Product/Service Provider Cost Estimation
Shared Ownership (purchase a share and pay rent on the rest) Homes England Shared Ownership (delivered via housing associations) Deposit often around 5% to 10% of the purchased share; rent on remaining share is commonly set as a percentage of remaining value per year; service charges vary by building and area
Shared Ownership homes (searching and resales) Share to Buy No standard buyer fee to browse listings; budget for mortgage, legal fees, survey, and moving costs
Shared Ownership homes (searching and resales) Rightmove (Shared Ownership listings) No standard buyer fee to browse listings; budget for mortgage, legal fees, survey, and moving costs
95% loan-to-value mortgage (low-deposit mortgage) Nationwide Building Society Deposit typically 5% of full purchase price; fees vary by product and borrower; standard valuation and legal costs usually apply
95% loan-to-value mortgage (low-deposit mortgage) Halifax Deposit typically 5% of full purchase price; fees vary by product and borrower; standard valuation and legal costs usually apply
95% loan-to-value mortgage (low-deposit mortgage) Barclays Deposit typically 5% of full purchase price; fees vary by product and borrower; standard valuation and legal costs usually apply
Government-backed support for 95% mortgages (availability varies by lender) UK Government Mortgage Guarantee Scheme Not a direct consumer price; lenders set rates and fees, while the scheme aims to support higher loan-to-value lending

Prices, rates, or cost estimates mentioned in this article are based on the latest available information but may change over time. Independent research is advised before making financial decisions.

How to compare it with low-deposit mortgages

A useful comparison is to line up the total monthly cost and the total cash needed upfront. With a low-deposit mortgage on a full purchase, you typically have one main monthly payment (the mortgage), plus insurance and maintenance. With Shared Ownership, you usually have a mortgage payment plus rent, and often a service charge. The result can be that Shared Ownership reduces the deposit hurdle but not necessarily the monthly outgoings.

Also compare flexibility and exit routes. A standard purchase usually lets you sell on the open market without nomination periods, whereas Shared Ownership can involve additional steps. On the other hand, if you cannot access a suitable mortgage for the full property value, Shared Ownership may be the only realistic route to buying in your area.

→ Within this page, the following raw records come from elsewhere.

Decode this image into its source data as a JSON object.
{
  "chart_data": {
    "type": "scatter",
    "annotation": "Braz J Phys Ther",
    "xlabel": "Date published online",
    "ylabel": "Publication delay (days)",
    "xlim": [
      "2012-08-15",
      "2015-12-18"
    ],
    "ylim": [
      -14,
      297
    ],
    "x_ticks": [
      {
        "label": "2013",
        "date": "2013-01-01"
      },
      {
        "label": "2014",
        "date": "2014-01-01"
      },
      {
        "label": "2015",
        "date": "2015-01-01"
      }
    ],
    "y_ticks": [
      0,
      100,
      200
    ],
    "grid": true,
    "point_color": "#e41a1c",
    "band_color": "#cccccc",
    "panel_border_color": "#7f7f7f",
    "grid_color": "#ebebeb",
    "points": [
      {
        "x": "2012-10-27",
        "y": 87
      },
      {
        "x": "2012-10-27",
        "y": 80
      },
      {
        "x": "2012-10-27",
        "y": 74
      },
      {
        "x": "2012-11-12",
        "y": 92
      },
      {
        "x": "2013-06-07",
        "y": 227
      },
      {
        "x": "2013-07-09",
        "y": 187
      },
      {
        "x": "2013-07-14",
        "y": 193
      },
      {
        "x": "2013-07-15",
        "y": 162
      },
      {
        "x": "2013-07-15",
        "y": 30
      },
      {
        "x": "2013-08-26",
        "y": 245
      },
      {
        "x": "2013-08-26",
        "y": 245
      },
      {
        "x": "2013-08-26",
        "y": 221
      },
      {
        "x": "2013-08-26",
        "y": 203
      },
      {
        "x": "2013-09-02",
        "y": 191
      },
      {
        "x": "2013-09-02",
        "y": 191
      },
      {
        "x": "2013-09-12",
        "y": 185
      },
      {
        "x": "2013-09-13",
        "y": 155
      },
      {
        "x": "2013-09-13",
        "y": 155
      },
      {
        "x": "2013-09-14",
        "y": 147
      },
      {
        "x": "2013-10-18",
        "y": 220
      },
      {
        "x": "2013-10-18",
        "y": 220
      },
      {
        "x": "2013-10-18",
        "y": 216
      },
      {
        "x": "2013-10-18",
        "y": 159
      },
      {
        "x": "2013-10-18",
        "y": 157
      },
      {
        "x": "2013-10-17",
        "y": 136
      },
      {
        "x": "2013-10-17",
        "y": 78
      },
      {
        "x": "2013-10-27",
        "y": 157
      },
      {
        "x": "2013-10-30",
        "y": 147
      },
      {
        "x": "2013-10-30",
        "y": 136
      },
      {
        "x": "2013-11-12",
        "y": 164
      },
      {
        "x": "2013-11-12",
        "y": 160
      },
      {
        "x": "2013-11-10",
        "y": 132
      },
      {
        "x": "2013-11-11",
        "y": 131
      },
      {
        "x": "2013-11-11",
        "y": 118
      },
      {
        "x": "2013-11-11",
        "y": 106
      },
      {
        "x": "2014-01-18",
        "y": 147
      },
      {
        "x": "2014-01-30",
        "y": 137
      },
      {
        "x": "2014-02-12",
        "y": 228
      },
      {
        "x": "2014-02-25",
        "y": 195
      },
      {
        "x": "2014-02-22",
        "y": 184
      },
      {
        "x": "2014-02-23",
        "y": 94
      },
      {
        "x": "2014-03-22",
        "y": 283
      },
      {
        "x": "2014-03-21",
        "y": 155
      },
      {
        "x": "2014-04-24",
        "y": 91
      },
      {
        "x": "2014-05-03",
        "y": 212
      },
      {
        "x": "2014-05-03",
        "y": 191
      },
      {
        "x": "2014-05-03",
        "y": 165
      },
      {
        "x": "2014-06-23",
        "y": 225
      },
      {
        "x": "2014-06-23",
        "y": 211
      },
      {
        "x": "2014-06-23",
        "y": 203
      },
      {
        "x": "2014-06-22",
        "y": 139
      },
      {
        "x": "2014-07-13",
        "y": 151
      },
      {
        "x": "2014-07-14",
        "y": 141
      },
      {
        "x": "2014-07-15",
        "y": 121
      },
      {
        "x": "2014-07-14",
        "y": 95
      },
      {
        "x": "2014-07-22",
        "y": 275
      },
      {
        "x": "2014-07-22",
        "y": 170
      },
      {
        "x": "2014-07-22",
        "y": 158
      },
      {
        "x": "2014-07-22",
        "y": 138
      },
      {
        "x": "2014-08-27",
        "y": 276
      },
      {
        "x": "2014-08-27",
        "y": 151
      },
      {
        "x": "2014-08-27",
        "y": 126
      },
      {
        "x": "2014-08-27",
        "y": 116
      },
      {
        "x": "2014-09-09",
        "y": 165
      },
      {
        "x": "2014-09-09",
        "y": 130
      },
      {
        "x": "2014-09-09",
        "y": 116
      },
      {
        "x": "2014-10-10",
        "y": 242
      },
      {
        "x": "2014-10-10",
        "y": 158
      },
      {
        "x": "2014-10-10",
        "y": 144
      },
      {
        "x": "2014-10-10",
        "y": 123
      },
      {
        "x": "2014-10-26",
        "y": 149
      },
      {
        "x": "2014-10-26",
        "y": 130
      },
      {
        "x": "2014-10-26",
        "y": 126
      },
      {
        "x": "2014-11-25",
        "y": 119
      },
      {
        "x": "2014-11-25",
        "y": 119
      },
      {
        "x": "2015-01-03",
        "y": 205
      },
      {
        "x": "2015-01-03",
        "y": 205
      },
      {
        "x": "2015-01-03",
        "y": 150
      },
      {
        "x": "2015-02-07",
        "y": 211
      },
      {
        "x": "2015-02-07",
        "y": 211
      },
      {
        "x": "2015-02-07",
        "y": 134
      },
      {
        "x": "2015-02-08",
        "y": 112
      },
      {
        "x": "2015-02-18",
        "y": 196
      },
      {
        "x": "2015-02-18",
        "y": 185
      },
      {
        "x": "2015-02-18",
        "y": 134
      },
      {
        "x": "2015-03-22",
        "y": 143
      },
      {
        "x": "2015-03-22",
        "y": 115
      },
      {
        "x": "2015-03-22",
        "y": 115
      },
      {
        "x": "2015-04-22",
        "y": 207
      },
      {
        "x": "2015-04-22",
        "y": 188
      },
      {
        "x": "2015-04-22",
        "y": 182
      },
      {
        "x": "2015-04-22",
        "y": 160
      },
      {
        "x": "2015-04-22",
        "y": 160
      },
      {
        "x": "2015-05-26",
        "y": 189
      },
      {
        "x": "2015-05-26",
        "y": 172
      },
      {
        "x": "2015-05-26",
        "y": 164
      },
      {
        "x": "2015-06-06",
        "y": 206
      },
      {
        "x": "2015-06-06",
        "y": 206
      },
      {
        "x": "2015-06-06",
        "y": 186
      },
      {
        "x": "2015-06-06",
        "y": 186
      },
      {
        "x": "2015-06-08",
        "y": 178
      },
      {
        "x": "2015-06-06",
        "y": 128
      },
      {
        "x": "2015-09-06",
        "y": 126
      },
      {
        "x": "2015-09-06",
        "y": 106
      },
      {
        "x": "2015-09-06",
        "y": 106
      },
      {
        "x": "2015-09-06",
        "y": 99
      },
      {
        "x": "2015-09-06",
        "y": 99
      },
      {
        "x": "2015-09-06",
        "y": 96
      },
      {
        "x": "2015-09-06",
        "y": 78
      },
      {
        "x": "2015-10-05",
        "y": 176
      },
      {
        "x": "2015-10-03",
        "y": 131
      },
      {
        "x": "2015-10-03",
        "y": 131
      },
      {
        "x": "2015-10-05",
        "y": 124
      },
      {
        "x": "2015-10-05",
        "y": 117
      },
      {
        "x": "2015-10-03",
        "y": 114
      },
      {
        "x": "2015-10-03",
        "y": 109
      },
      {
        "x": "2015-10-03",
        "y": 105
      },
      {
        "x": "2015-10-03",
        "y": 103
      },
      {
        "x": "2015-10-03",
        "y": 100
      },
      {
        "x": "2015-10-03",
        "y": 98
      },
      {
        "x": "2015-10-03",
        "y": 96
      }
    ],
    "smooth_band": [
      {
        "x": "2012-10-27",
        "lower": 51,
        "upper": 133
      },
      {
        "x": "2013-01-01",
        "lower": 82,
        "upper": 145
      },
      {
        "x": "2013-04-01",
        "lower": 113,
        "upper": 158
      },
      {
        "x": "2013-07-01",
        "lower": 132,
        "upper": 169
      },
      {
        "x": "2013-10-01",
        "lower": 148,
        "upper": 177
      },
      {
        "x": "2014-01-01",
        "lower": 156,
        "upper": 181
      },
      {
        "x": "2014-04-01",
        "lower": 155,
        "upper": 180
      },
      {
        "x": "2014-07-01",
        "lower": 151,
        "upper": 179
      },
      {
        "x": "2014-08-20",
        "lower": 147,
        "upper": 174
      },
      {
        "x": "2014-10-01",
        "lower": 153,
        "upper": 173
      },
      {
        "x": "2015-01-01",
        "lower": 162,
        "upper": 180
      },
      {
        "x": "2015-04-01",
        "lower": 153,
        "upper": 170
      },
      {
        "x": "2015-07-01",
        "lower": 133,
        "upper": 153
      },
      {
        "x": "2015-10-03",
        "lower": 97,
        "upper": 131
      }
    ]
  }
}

When comparing, ask for a full written breakdown of rent review terms, service charge history, and staircasing rules, then stress-test your budget for increases.

Shared Ownership can reduce the upfront deposit barrier, but it replaces some of that upfront challenge with a more layered set of ongoing costs and conditions. If you treat it as its own housing model rather than a discounted version of full ownership, you are more likely to make a decision that fits your budget, your timeline, and your tolerance for complexity.